Будущее представляется мне уже не бинарной, но сильно усложненной и объемной картиной социальных взаимодействий, великим полилогом идентичностей-калейдоскопов, преломляющих самые разные части прошлого и настоящего. И я верю, что процесс уточнения этих идентичностей совершится не в монтаже, а именно в синтезе.
В книге я хотела показать, что самые устойчивые и неделимые опоры советской пропаганды, такие как советский человек и советская женщина в частности, на практике были лишь фасадом для множества противоречивых и авторских гендерных стратегий, с которыми интересно сопоставлять себя и сегодня. Я вижу это разнообразие не как цепь исключений, «отпадающих» от большого нарратива, а как краеугольный камень советской общественной системы. Ведь модернизм, переживающий вечный перелом и кризис, по определению неклассичен, и слабая доля — наиболее активный элемент всех его конструкций.

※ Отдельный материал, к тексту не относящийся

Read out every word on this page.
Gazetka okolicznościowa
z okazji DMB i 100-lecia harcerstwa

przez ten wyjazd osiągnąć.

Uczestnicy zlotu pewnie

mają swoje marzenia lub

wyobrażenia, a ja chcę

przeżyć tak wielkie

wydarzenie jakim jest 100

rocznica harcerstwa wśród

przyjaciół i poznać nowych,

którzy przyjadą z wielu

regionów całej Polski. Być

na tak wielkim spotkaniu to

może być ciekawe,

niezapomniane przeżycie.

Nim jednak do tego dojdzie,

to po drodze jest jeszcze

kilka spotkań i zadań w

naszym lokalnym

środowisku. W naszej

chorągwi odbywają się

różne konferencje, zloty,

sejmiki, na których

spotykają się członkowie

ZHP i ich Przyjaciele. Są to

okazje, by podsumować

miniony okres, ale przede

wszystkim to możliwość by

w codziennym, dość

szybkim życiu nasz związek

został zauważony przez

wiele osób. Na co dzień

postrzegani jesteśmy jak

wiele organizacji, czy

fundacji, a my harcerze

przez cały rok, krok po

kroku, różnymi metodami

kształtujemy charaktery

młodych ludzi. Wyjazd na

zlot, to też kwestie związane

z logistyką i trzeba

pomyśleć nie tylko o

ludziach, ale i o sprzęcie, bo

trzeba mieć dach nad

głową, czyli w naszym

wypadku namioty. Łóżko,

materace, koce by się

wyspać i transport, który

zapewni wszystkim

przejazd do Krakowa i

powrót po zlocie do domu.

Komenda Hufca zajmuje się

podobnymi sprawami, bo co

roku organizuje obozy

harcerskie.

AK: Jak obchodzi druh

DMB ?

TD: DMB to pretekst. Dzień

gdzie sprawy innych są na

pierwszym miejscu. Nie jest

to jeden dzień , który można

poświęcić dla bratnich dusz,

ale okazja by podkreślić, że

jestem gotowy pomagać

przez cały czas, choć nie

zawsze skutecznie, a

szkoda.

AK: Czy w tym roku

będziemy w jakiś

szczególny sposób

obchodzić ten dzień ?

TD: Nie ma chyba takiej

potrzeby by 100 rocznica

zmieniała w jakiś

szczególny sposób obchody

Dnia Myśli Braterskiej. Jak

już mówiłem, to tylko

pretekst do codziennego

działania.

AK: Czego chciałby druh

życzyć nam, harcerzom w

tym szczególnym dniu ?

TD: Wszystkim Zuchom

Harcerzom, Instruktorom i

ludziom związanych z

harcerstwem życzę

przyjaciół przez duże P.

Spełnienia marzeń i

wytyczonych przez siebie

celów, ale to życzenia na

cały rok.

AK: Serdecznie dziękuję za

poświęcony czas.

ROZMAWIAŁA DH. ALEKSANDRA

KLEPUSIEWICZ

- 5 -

Сейчас, в эпоху завершения модернизма и угасающей эклектики всех его пост-, мета-, неоверсий советский архив может, наконец, восприниматься как новый базис следующего исторического этапа — но лишь при условии, что он сохранит всю полноту своей тяжести и внутренней конфликтности. Этот базис не может быть единственным, однако уже и не претендует на центральное место, больше не требуя активных дискурсивных защит. Поэтому для меня разговор о советской женщине в отражениях искусства остается не полемикой с тридцатыми годами, но пространством самопознания, возможностью внимательнее вглядеться в разносубъектности прошлого века — и переопределить свою память, свое гендерное наследство и, в конце концов, свою меняющуюся субъектность.